Il a ajouté que l'IA, en raison de la manière dont elle est développée et entraînée, a le potentiel de reprendre les biais présents dans les données historiques, de les exacerber et de les mettre en pratique».
Selon le professeur Bagheri, un autre motif de préoccupation potentiel est le biais d'automatisation, un phénomène qui conduit la plupart des gens à privilégier les suggestions des systèmes automatisés plutôt que de se fier à leurs propres connaissances.
Il a affirmé que dans le cas de l'indicateur de conformité des voyageurs, bien que l'intention de l'ASFC semble être de laisser aux agents frontaliers humains le soin de prendre la décision finale concernant les voyageurs qui doivent faire l'objet d'un examen secondaire, le biais d'automatisation signifie que ces agents sont susceptibles de s'en remettre à l'algorithme pour prendre leur décision.
Le professeur de l'Université de Toronto a soutenu que toute personne utilisant ce type de système aurait besoin d'une formation approfondie pour en comprendre la fiabilité, mais aussi que les biais inhérents et le biais d'automatisation sont «inévitables».
Il a ajouté que la technologie de l'intelligence artificielle pourrait être déployée pour aider les agents frontaliers d'autres manières, plutôt que d'être spécifiquement conçue pour établir des scores de risque pour les voyageurs.
D'après M. Reimer, l'ASFC s'efforce «activement» de minimiser l'impact des biais potentiels de l'indicateur de conformité des voyageurs, ajoutant que l'agence «a déjà pris plusieurs mesures importantes» à cette fin.
Il s'agit notamment de plans visant à surveiller les performances de l'outil auprès de différents groupes d'équité et à travailler «en permanence» à l'atténuation des biais.
«Le principal problème est que, généralement, les personnes ou les groupes qui élaborent un système ont déjà fait de leur mieux pour éviter tout biais», a expliqué e professeur Bagheri. «La seule façon d'améliorer un système est de permettre un examen indépendant de celui-ci.»
«Il est vraiment difficile de voir comment l'ASFC peut garantir efficacement que son système examine et surveille progressivement les biais et l'améliore», a-t-il dit.

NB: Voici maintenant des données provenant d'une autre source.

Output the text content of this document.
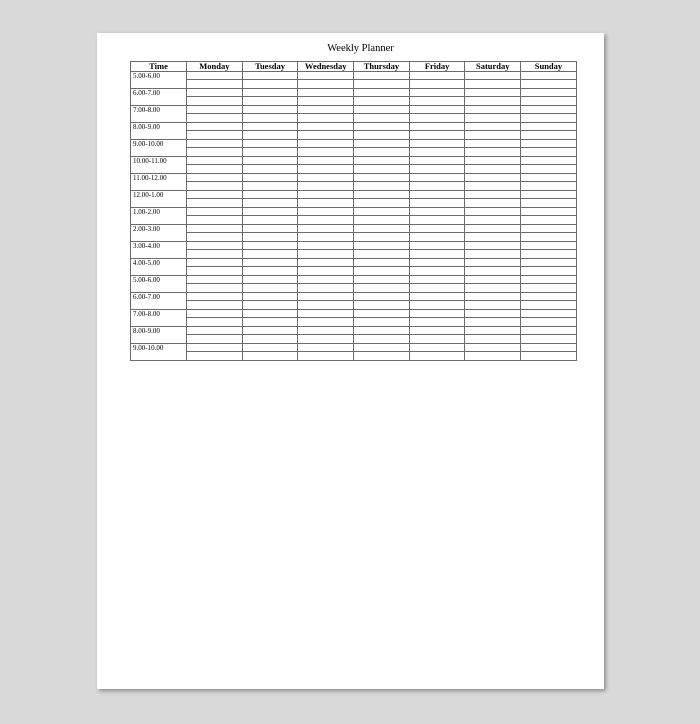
Weekly Planner
Time	Monday	Tuesday	Wednesday	Thursday	Friday	Saturday	Sunday

5.00-6.00							

6.00-7.00							

7.00-8.00							

8.00-9.00							

9.00-10.00							

10.00-11.00							

11.00-12.00							

12.00-1.00							

1.00-2.00							

2.00-3.00							

3.00-4.00							

4.00-5.00							

5.00-6.00							

6.00-7.00							

7.00-8.00							

8.00-9.00							

9.00-10.00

Selon le porte-parole de l'ASFC, l'indicateur de conformité des voyageurs a coûté un peu moins que prévu, soit environ 15,3 millions de dollars au gouvernement. Il a ajouté qu'une fois la technologie pleinement mise en œuvre, les coûts opérationnels liés au développement et à la maintenance continus devraient s'élever à environ 700 000 dollars par an.